The interior porch has a moulded cusped rafter roof and pointed inner doorway. The five-bay nave features excellent 19th-century cusped arch-braced collar trusses with plainer trusses to the half-bays, embellished with cusped windbraces, and plain ashlar walls. The south chapel, now the organ chamber, contains a two-bay arcade on octagonal piers and responds with cyma-moulded arches, probably 15th century. Double-chamfered tower arches support a ceiling with moulded cross beams. The two-bay chancel displays fine 19th-century cusped and carved arch-braced collar trusses with cusped windbraces and windows featuring cusped rere-arches.
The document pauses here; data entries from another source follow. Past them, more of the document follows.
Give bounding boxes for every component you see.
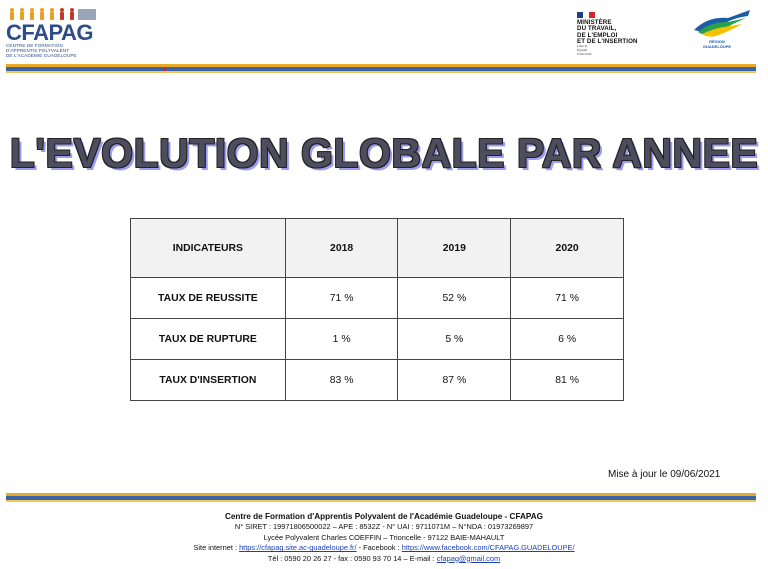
- page-title: L'EVOLUTION GLOBALE PAR ANNEE: [9, 130, 759, 176]
- ministry-name: MINISTÈRE DU TRAVAIL, DE L'EMPLOI ET DE …: [577, 19, 638, 46]
- french-flag-icon: [577, 12, 595, 18]
- facebook-link[interactable]: https://www.facebook.com/CFAPAG.GUADELOU…: [401, 543, 575, 553]
- header-indicators: INDICATEURS: [130, 218, 286, 278]
- table-row: TAUX DE RUPTURE 1 % 5 % 6 %: [130, 318, 624, 360]
- row-label: TAUX DE RUPTURE: [130, 318, 286, 360]
- cfapag-logo: CFAPAG CENTRE DE FORMATION D'APPRENTIS P…: [6, 6, 98, 58]
- table-row: TAUX D'INSERTION 83 % 87 % 81 %: [130, 359, 624, 401]
- footer-address: Lycée Polyvalent Charles COEFFIN – Trion…: [263, 532, 505, 542]
- indicators-table: INDICATEURS 2018 2019 2020 TAUX DE REUSS…: [130, 218, 624, 401]
- footer-links-line: Site internet : https://cfapag.site.ac-g…: [0, 543, 768, 553]
- email-link[interactable]: cfapag@gmail.com: [436, 553, 501, 563]
- header-year-2020: 2020: [510, 218, 624, 278]
- header-stripe-orange: [6, 64, 756, 67]
- red-dot-marker: [163, 68, 166, 71]
- cell-value: 52 %: [397, 277, 512, 319]
- cell-value: 71 %: [284, 277, 399, 319]
- cell-value: 5 %: [397, 318, 512, 360]
- row-label: TAUX DE REUSSITE: [130, 277, 286, 319]
- region-guadeloupe-logo: RÉGION GUADELOUPE: [680, 8, 754, 50]
- header-year-2018: 2018: [284, 218, 399, 278]
- header-stripe-yellow: [6, 71, 756, 73]
- cell-value: 6 %: [510, 318, 624, 360]
- cfapag-logo-name: CFAPAG: [6, 20, 94, 45]
- contact-label: Tél : 0590 20 26 27 - fax : 0590 93 70 1…: [267, 553, 437, 563]
- site-link[interactable]: https://cfapag.site.ac-guadeloupe.fr/: [239, 543, 357, 553]
- footer-stripe-yellow: [6, 500, 756, 502]
- region-logo-label: RÉGION GUADELOUPE: [702, 39, 732, 49]
- header-year-2019: 2019: [397, 218, 512, 278]
- facebook-label: - Facebook :: [356, 543, 402, 553]
- site-label: Site internet :: [193, 543, 240, 553]
- header-stripe-blue: [6, 67, 756, 71]
- ministry-motto: Liberté Égalité Fraternité: [577, 44, 592, 56]
- cell-value: 81 %: [510, 359, 624, 401]
- update-date-note: Mise à jour le 09/06/2021: [608, 469, 721, 480]
- footer-stripe-orange: [6, 493, 756, 496]
- footer-contact-line: Tél : 0590 20 26 27 - fax : 0590 93 70 1…: [0, 554, 768, 564]
- cfapag-logo-subtitle: CENTRE DE FORMATION D'APPRENTIS POLYVALE…: [6, 43, 77, 58]
- cell-value: 87 %: [397, 359, 512, 401]
- row-label: TAUX D'INSERTION: [130, 359, 286, 401]
- footer-ids: N° SIRET : 19971806500022 – APE : 8532Z …: [234, 522, 534, 532]
- cell-value: 71 %: [510, 277, 624, 319]
- region-emblem-icon: [694, 10, 750, 37]
- people-figures-icon: [10, 8, 96, 20]
- footer-stripe-blue: [6, 496, 756, 500]
- cell-value: 83 %: [284, 359, 399, 401]
- table-header-row: INDICATEURS 2018 2019 2020: [130, 218, 624, 278]
- footer: Centre de Formation d'Apprentis Polyvale…: [0, 512, 768, 564]
- cell-value: 1 %: [284, 318, 399, 360]
- footer-org-name: Centre de Formation d'Apprentis Polyvale…: [224, 512, 544, 521]
- ministry-logo: MINISTÈRE DU TRAVAIL, DE L'EMPLOI ET DE …: [577, 12, 672, 56]
- table-row: TAUX DE REUSSITE 71 % 52 % 71 %: [130, 277, 624, 319]
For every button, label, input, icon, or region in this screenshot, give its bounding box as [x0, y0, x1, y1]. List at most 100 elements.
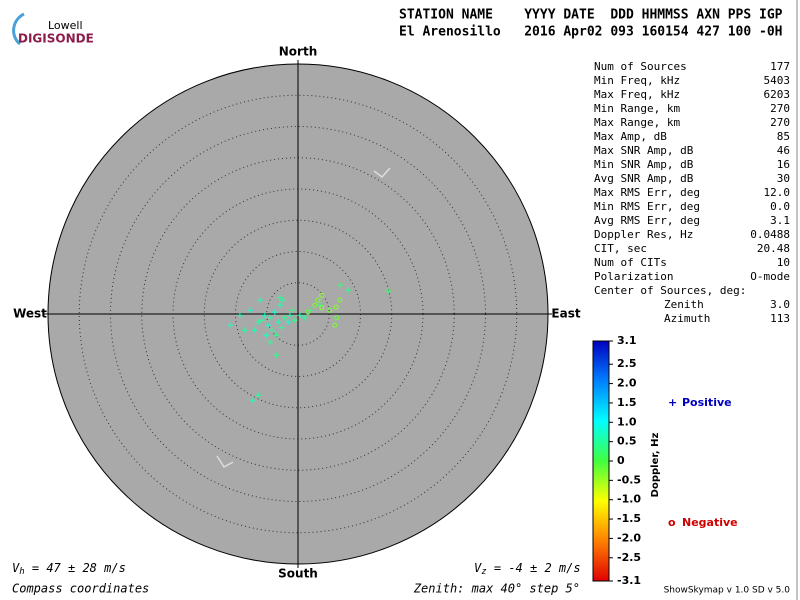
- logo-top: Lowell: [48, 19, 83, 32]
- stat-value: 5403: [764, 74, 791, 87]
- header-line: STATION NAME YYYY DATE DDD HHMMSS AXN PP…: [399, 8, 783, 23]
- legend-marker: o: [668, 516, 676, 529]
- source-point: [319, 292, 325, 298]
- vh-label: Vh = 47 ± 28 m/s: [12, 561, 126, 577]
- source-point: [301, 314, 308, 321]
- source-point: [336, 282, 343, 289]
- colorbar-tick-label: 3.1: [617, 334, 637, 347]
- stat-value: 10: [777, 256, 790, 269]
- stat-label: Center of Sources, deg:: [594, 284, 746, 297]
- source-point: [275, 319, 281, 326]
- source-point: [319, 305, 325, 311]
- source-point: [285, 319, 291, 326]
- stat-value: 12.0: [764, 186, 791, 199]
- legend-marker: +: [668, 396, 677, 409]
- stat-label: Min SNR Amp, dB: [594, 158, 694, 171]
- header-line: El Arenosillo 2016 Apr02 093 160154 427 …: [399, 25, 783, 40]
- source-point: [280, 297, 286, 304]
- stat-value: 270: [770, 102, 790, 115]
- source-point: [305, 309, 311, 315]
- stat-label: Min Range, km: [594, 102, 680, 115]
- stat-label: Min RMS Err, deg: [594, 200, 700, 213]
- source-point: [255, 392, 261, 399]
- stat-label: Max RMS Err, deg: [594, 186, 700, 199]
- stat-label: Azimuth: [664, 312, 710, 325]
- chevron: [216, 455, 234, 468]
- colorbar-tick-label: -0.5: [617, 473, 641, 486]
- source-point: [276, 294, 283, 301]
- stat-label: Avg RMS Err, deg: [594, 214, 700, 227]
- source-point: [296, 312, 303, 319]
- zenith-note: Zenith: max 40° step 5°: [413, 582, 580, 596]
- stat-label: Max Amp, dB: [594, 130, 667, 143]
- direction-label: North: [279, 45, 317, 59]
- legend-label: Negative: [682, 516, 738, 529]
- stat-label: Num of Sources: [594, 60, 687, 73]
- source-point: [385, 287, 391, 294]
- stat-value: 0.0: [770, 200, 790, 213]
- stat-label: Max Freq, kHz: [594, 88, 680, 101]
- logo-arc: [12, 12, 25, 46]
- source-point: [258, 317, 265, 324]
- stat-label: Polarization: [594, 270, 673, 283]
- source-point: [236, 312, 243, 319]
- source-point: [255, 319, 261, 326]
- stat-label: Avg SNR Amp, dB: [594, 172, 694, 185]
- stat-label: Max SNR Amp, dB: [594, 144, 694, 157]
- colorbar-label: Doppler, Hz: [650, 433, 661, 498]
- source-point: [246, 307, 253, 314]
- legend-label: Positive: [682, 396, 732, 409]
- colorbar-tick-label: -2.5: [617, 551, 641, 564]
- source-point: [276, 302, 283, 309]
- source-point: [333, 304, 339, 310]
- stat-value: 3.1: [770, 214, 790, 227]
- colorbar-tick-label: -2.0: [617, 531, 641, 544]
- source-point: [312, 302, 318, 308]
- stat-value: 270: [770, 116, 790, 129]
- source-point: [241, 327, 248, 334]
- stat-value: 0.0488: [750, 228, 790, 241]
- source-point: [251, 327, 258, 334]
- source-point: [273, 352, 280, 359]
- source-point: [266, 314, 273, 321]
- source-point: [265, 322, 271, 329]
- source-point: [345, 287, 351, 294]
- stat-label: Min Freq, kHz: [594, 74, 680, 87]
- footer: ShowSkymap v 1.0 SD v 5.0: [664, 586, 791, 596]
- colorbar-tick-label: 2.0: [617, 377, 637, 390]
- source-point: [327, 307, 333, 313]
- colorbar-tick-label: -1.5: [617, 512, 641, 525]
- colorbar-tick-label: 2.5: [617, 357, 637, 370]
- stat-label: Num of CITs: [594, 256, 667, 269]
- logo-bottom: DIGISONDE: [18, 32, 94, 46]
- stat-value: 177: [770, 60, 790, 73]
- vz-label: Vz = -4 ± 2 m/s: [474, 561, 581, 577]
- direction-label: West: [13, 307, 47, 321]
- colorbar-tick-label: -3.1: [617, 574, 641, 587]
- colorbar-tick-label: 1.5: [617, 396, 637, 409]
- stat-value: 6203: [764, 88, 791, 101]
- source-point: [273, 332, 280, 339]
- stat-label: Max Range, km: [594, 116, 680, 129]
- stat-value: 46: [777, 144, 790, 157]
- source-point: [278, 324, 285, 331]
- source-point: [256, 297, 263, 304]
- source-point: [281, 314, 288, 321]
- source-point: [334, 315, 340, 321]
- source-point: [271, 309, 278, 316]
- source-point: [337, 297, 343, 303]
- colorbar-tick-label: 0: [617, 454, 625, 467]
- source-point: [286, 312, 293, 319]
- source-point: [226, 322, 233, 329]
- source-point: [332, 322, 338, 328]
- stat-value: 16: [777, 158, 790, 171]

The chancel contains a plain reredos with stone foliated frieze and a polychrome tiled floor.
The fittings include a 19th-century brass and wooden communion rail, a fine wooden pulpit with panels of Flemish Flamboyant tracery, a 12th-century cylindrical stone font positioned at the west end, and 19th-century pews with carved bench-ends. A medieval stone effigy of unidentified subject lies in the chancel. A white marble wall tablet in the south chapel commemorates Jane Deer, who died in 1778, and other family members up to 1840. The west window contains 16th-century grisaille glass, whilst the nave displays late 19th-century stained glass dedicated to Philip Moore and Amy Stratton. A fine late 14th-century wood-seated figure of the Virgin and Child, probably German in origin, was given to the church in 1970 by Mr Holman. The restoration was funded by the Dowager Marchioness of Bath.